那時,他們三個孩子住在一個房間,他有一次一次被她吵醒,也曾問:“那是你親哥哥嗎?”
她滿身是汗的搖頭,說:
“不是。是一個很好很好的大哥哥。一二的二,斤兩的斤。二斤哥哥救過我的。可我竟然夢見他死了,所以沒有再來找我。”
隨著年紀漸漸長大,她做噩夢越來越少,這個名字也就漸漸被淡忘了。
誰知道啊,時隔這麽多年之後,他再次聽到了這個名字。可這個曾讓蘇錦思念的連連做夢的人兒,竟就神奇的成了她的丈夫。
“她知道了?”
他再問。
“我沒理由不說。”
靳恆遠淡淡作答。
蘇暮白輕輕歎息:這就難怪了!
“其實,我給過你機會的。

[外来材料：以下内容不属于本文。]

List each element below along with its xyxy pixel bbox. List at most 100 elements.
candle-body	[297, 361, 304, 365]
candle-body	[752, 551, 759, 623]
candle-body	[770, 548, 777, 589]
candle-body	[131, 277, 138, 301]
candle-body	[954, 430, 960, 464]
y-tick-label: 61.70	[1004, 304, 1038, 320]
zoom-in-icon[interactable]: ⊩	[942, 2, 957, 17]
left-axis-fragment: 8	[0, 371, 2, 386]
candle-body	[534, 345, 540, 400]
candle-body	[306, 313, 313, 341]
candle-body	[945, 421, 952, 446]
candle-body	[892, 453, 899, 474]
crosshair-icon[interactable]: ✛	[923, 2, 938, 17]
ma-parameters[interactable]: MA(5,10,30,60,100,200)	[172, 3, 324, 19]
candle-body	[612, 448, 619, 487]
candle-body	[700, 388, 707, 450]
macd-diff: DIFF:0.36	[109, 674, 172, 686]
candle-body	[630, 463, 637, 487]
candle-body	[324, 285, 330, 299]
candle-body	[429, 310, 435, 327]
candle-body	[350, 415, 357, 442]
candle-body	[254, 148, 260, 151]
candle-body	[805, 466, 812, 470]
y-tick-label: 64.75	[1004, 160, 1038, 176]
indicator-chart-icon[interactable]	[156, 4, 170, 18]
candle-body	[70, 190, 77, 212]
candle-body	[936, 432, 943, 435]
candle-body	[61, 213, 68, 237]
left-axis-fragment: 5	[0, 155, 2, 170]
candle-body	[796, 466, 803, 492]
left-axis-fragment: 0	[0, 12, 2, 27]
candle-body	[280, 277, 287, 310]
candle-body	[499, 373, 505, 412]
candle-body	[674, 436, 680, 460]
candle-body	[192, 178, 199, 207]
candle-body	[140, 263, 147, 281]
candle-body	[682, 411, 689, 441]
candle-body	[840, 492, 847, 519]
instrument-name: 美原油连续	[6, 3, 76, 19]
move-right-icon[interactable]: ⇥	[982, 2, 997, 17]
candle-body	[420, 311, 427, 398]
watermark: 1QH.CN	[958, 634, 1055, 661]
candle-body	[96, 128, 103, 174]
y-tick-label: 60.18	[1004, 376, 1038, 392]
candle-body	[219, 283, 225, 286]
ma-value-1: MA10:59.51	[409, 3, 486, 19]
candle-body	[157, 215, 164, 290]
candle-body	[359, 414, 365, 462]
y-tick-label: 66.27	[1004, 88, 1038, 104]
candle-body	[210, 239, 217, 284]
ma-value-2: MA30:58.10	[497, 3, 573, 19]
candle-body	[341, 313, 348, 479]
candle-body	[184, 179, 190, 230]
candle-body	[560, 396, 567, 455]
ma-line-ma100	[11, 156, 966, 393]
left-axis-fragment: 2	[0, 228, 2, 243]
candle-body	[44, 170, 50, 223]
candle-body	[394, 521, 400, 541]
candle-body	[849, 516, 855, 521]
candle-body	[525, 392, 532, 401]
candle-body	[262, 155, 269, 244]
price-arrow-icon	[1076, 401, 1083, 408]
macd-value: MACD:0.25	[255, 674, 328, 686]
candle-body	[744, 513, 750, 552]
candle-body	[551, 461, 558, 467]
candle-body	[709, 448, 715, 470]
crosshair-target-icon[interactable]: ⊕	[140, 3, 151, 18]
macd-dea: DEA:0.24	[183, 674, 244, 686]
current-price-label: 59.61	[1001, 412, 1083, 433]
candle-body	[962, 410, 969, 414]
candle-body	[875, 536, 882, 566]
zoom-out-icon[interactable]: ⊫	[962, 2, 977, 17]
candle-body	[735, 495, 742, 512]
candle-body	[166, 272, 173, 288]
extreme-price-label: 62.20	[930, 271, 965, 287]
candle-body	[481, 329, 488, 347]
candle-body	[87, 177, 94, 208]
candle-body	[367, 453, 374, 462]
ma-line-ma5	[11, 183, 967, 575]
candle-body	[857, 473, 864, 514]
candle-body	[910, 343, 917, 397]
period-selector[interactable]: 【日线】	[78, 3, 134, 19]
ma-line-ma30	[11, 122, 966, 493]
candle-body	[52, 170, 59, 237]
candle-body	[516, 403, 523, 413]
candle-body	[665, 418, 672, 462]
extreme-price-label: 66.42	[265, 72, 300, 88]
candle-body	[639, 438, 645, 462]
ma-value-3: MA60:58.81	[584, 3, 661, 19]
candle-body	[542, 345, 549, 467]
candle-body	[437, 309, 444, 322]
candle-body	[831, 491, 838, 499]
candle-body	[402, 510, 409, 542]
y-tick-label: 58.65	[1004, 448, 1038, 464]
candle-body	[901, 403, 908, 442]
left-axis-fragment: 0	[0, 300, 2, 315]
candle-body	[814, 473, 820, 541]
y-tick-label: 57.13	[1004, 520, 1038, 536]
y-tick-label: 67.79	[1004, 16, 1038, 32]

十年前。”
所以,十年後,他就不會再客氣。
聽完這些之後,蘇暮白心頭的怨,消散了。
都說,命運皆掌握在自己手中,可有的時候,命運真的真的不是自己能掌控得了的。
“知道我為什麽要和你說這些嗎?”
靳恆遠沉靜若水的盯著他反問起來:
“我不為別的。隻為小蘇。
“從八歲到二十二歲,你是她生命當中很重要的一個讓我很嫉妒的存在,我恨不得能讓時間倒轉,歷史重來,可是。生活就是這樣的,只能一往直前。人生不能再重複,青春從來隻一回。
“那些年,蘇家給了她家,給了她愛;她把最簡單的初戀給了你。那是我想搶卻再也搶不回來的。也是我無法抹煞的。而且還得必須遵重它的存在。
“你一蹶不振,她會為你憂心如焚。你若安好,她也就能放下。
“今日我來,隻為寬她心。
“在我,你與我毫無任何牽扯。你的一切,皆牽不動我的情緒。但為了她,我不得不來見你,也盼你能在哪裡跌倒而後在哪裡爬起。
“也許你會認為,我是貓哭耗子,與我,卻是真希望你能一切如意。”
這是一番真心真意的肺腑之言。
蘇暮白看著,自能感受得到。
“以後,不會再有這樣的事發生了。”
輕輕的話,更像是一種保證:
“我會好好的把病看好,即便治不好,我也會好好的把日子過下去。靳恆遠,我要看著你,以後你要是敢對蘇錦半分不好。我就趁虛而入,讓你也嘗嘗悔不當初的滋味。”
這絕不是玩笑。
他說的無比認真。
靳恆遠扯了扯唇角:
“我覺得我們還是來談談你怎麽離婚比較有實際意義。至於你想如何取而代之。現在來研究,為時尚早。”